Mecz ligowy z Gwardią Koszalin został przełożony na środę 7 września. Spotkanie nie odbyło się w planowanym terminie, jakim była miniona sobota (3 września). Z prośbą przełożenia spotkania wystąpiła Gwardia Koszalin. Spowodowane jest to uroczystościami klubowymi.
Jest to już kolejny przełożony mecz.
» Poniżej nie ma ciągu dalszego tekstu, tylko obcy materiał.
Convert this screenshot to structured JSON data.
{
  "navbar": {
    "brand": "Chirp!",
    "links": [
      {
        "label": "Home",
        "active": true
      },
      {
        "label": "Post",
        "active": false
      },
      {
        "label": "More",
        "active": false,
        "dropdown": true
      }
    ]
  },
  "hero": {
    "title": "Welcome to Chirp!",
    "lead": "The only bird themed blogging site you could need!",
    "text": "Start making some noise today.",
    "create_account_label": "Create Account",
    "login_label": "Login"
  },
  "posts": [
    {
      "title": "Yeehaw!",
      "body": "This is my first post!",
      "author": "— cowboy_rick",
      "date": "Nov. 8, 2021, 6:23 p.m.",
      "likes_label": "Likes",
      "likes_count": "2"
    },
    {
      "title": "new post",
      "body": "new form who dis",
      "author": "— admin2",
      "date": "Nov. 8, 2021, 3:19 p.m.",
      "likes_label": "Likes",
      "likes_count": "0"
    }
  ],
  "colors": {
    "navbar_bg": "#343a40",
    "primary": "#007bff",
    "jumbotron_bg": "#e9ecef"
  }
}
Jak do tej pory Gwardia rozegrała zaledwie trzy spotkania ligowe.
Na podopiecznych Grzegorza Nicińskiego nie powinno to jednak robić żadnego wrażenia, gdyż w sierpniu rozegrali nie tylko pełne pięć kolejek ligowych, ale dodatkowo dwa mecze w Pucharze Polski (w tym 120 minut z Zawiszą Bydgoszcz).
W kadrze wejherowian nadal z dolegliwością kostki nie może uporać się Bartosz Oleszczuk.
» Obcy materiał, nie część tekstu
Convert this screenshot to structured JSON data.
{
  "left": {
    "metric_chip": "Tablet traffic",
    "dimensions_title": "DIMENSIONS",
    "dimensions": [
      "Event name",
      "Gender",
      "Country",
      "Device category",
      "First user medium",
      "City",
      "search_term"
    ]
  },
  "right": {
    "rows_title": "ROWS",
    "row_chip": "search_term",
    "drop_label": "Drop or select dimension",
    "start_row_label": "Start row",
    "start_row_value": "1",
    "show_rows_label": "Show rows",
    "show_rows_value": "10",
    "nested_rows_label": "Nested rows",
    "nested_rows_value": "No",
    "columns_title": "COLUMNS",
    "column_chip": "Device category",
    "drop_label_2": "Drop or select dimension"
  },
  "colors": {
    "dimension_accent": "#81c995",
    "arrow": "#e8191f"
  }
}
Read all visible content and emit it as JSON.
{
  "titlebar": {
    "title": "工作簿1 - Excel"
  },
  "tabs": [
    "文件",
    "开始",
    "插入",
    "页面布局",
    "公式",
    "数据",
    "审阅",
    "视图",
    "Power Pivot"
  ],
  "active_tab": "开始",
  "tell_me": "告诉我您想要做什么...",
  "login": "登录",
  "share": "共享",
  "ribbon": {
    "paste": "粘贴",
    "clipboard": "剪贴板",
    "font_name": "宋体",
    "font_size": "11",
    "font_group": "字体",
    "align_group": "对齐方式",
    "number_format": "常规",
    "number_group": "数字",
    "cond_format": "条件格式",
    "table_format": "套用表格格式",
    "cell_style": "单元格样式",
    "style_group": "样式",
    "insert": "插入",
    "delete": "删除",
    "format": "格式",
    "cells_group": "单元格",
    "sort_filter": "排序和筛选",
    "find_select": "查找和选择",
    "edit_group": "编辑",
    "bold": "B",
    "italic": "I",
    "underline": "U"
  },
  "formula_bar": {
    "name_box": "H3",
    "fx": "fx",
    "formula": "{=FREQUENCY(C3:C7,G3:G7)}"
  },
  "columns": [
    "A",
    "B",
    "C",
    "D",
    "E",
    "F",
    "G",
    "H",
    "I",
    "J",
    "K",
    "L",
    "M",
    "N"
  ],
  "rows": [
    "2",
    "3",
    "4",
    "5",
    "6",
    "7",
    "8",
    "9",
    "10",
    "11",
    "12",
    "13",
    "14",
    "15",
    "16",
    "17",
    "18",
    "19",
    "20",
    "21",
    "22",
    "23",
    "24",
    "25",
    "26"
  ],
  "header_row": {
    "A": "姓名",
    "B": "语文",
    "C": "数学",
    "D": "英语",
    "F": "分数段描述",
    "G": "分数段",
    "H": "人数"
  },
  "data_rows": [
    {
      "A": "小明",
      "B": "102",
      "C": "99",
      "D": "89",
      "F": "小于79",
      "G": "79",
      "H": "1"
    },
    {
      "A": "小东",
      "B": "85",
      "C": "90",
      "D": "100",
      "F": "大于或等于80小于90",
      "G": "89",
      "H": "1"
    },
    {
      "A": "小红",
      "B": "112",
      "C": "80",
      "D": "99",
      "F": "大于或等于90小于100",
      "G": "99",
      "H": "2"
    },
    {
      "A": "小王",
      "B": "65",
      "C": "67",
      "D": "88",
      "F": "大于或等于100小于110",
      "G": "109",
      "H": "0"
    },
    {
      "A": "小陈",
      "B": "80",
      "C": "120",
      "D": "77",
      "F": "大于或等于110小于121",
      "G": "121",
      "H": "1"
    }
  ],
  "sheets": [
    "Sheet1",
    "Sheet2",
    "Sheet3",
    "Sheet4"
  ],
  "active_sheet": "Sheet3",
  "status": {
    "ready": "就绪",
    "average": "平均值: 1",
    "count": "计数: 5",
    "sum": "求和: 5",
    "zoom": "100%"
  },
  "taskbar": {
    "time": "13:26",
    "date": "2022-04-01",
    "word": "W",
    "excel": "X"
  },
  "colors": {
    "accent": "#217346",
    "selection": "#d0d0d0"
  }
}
Kontuzji w spotkaniu rezerw nabawił się natomiast Paweł Sobczyński, ale nie jest to uraz groźny i zawodnik normalnie trenuje. Pozostali zawodnicy są zdrowi gotowi potrzymać dobra passę. Jest na to spora szansa w środowym spotkaniu.
Gwardia Koszalin na razie nie zachwyca. W trzech meczach nie zdobyła jeszcze nawet punktu. Jednak na swoim terenie to groźny przeciwnik i na pewno nie można dopisywać żółto-czarnym jeszcze punktów. Początek spotkania 7 września w środę o godzinie 17.00.